Franz Theodor Wangenheim
Jacob von Molay, der letzte Templer
Erster Teil
St. Jean d’Angeli
Verlag von Joh. Fr. Hammerich, Altona, 1838

Viertes Kapitel

Auf der Veste Roucy entsetzte man sich über die gewaltsame Befreiung des einen Gefangenen, zumal der Ritter selbst, da er sich den Brief von Wilhelm von Paris durch den Burggeistlichen hatte vorlesen lassen. So angelegentlich war ihm noch nie ein Gefangener anempfohlen worden. Bei des Königs Zorn, schrieb Wilhelm, sollte er ja darauf achten, dass keiner von diesen dreien entkäme. Es musste daher etwas gar Großes dahinter sein, denn der Burggeistliche mochte kaum mit den Worten heraus, der mächtige Priester, der Beichtvater des Königs, werde binnen Kurzem auf Roucy selbst eintreffen. Was sollte der Ritter beginnen? Hier war guter Rat teuer. Doch sein Pater versuchte ihn zumindest scheinbar zu beruhigen. Er wollte nämlich an den Beichtvater des Königs schreiben, dass nur zwei von den Gefangenen abgeliefert worden wären, das Entkommen des dritten könne man dem Ritter nicht zur Last legen. Damit der Brief nicht unterschlagen würde, sollte er durch zwei von des Ritters eigenen Leuten an Ort und Stelle gebracht werden, denn, wer stände dafür, meinte der Pater, dass nicht die Königlichen aus Furcht vor Strafe in die weite Welt gingen. Mit all diesen Anordnungen zufrieden, beherzigte er auch den anderen wesentlichen Inhalt des Briefes. Strenge Bewachung der Gefangenen war ihm vorgeschrieben, sie sollten jedoch keinen Kerker haben, dessen feuchte Luft ihrer Gesundheit nachteilig werden könnte, auch Speise und Trank so gut des Ritters eigene Küche und eigener Keller vermochten. Sie sollten nicht voneinander getrennt werden, nur sollte der Ritter verhüten, dass jemals ein Geistlicher zu ihnen käme.

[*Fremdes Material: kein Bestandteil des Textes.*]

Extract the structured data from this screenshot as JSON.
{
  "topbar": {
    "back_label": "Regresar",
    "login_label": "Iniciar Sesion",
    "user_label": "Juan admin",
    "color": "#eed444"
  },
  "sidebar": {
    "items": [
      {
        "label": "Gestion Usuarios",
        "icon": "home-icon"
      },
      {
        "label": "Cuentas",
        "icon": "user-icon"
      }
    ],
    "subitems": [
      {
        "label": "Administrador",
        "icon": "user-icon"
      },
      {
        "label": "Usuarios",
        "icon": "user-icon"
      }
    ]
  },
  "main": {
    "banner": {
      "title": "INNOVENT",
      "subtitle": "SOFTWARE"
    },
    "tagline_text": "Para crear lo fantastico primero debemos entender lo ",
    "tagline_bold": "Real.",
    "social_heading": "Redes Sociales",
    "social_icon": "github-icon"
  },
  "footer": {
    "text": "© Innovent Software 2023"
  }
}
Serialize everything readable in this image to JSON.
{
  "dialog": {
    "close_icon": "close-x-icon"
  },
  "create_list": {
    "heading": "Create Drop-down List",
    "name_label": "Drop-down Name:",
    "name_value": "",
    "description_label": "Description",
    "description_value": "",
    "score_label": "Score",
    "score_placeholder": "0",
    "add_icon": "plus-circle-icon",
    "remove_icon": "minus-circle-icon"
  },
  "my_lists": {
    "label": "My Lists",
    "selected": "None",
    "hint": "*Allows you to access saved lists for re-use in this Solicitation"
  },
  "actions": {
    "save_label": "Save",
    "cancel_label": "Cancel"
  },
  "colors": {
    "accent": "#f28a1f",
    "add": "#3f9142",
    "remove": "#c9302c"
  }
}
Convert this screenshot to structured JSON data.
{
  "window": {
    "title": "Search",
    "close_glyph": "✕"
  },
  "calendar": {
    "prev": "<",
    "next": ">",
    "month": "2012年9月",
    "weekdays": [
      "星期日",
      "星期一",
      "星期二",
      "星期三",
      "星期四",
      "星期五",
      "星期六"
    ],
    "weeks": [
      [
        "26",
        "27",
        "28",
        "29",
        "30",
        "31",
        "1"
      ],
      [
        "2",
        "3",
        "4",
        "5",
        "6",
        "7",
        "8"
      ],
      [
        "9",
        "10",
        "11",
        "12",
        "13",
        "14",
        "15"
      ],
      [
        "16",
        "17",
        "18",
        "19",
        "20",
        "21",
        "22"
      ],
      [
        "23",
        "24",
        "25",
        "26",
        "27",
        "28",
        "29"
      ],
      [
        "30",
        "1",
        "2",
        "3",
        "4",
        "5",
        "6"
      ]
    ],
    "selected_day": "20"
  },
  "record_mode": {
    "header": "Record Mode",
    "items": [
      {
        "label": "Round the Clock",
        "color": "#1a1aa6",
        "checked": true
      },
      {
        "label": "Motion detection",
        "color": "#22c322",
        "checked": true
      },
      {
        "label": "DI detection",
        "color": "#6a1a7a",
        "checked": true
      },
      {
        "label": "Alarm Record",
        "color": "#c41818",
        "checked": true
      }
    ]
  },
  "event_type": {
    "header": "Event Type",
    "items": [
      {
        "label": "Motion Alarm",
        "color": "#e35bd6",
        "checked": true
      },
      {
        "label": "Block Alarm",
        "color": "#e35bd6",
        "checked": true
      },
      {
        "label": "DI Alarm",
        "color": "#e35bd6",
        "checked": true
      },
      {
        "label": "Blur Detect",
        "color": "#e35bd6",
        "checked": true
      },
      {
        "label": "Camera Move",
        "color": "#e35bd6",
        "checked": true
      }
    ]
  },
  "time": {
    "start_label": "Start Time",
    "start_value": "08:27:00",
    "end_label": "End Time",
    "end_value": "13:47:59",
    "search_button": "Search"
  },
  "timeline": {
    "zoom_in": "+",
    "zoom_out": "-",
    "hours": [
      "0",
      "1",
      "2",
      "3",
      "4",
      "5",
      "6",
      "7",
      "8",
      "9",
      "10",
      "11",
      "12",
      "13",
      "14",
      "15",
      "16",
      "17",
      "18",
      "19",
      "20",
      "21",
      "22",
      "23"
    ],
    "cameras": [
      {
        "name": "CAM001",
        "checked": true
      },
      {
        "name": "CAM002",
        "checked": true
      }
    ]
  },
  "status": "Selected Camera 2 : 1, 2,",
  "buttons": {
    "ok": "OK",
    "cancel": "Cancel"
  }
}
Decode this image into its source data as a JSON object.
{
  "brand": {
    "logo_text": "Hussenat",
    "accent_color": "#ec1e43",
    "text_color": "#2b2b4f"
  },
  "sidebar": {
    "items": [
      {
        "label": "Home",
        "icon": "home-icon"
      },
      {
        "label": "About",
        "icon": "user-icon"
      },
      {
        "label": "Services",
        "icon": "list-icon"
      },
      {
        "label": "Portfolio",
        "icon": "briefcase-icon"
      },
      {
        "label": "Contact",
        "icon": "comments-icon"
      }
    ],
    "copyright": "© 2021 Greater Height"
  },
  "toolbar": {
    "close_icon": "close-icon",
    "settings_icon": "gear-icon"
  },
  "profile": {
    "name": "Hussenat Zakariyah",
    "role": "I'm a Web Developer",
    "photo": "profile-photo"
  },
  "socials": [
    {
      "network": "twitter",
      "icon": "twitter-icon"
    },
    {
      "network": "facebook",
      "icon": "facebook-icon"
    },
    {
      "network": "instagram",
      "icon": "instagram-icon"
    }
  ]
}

So sehr diese Punkte auch der Einrichtung auf der Veste im Betreff der Gefangenen widersprachen, so blieb dem Ritter doch keine Wahl übrig. Er hieß dem Geistlichen sich zu entfernen, rückte seinen großen Sessel von Eichenholz zurecht und ließ die beiden Gefangenen vor sich bringen. Das Gefängnis in Paris, die qualvolle Reise hierher, auch wohl die ausgestandene Todesangst bei der Hinrichtung der dreißig hatten die Gesichtszüge dieser beiden Verbrecher scheußlich entstellt, doch schien der eine von ihnen dem Ritter bekannt. Er prüfte ihn lange mit fragendem Blick.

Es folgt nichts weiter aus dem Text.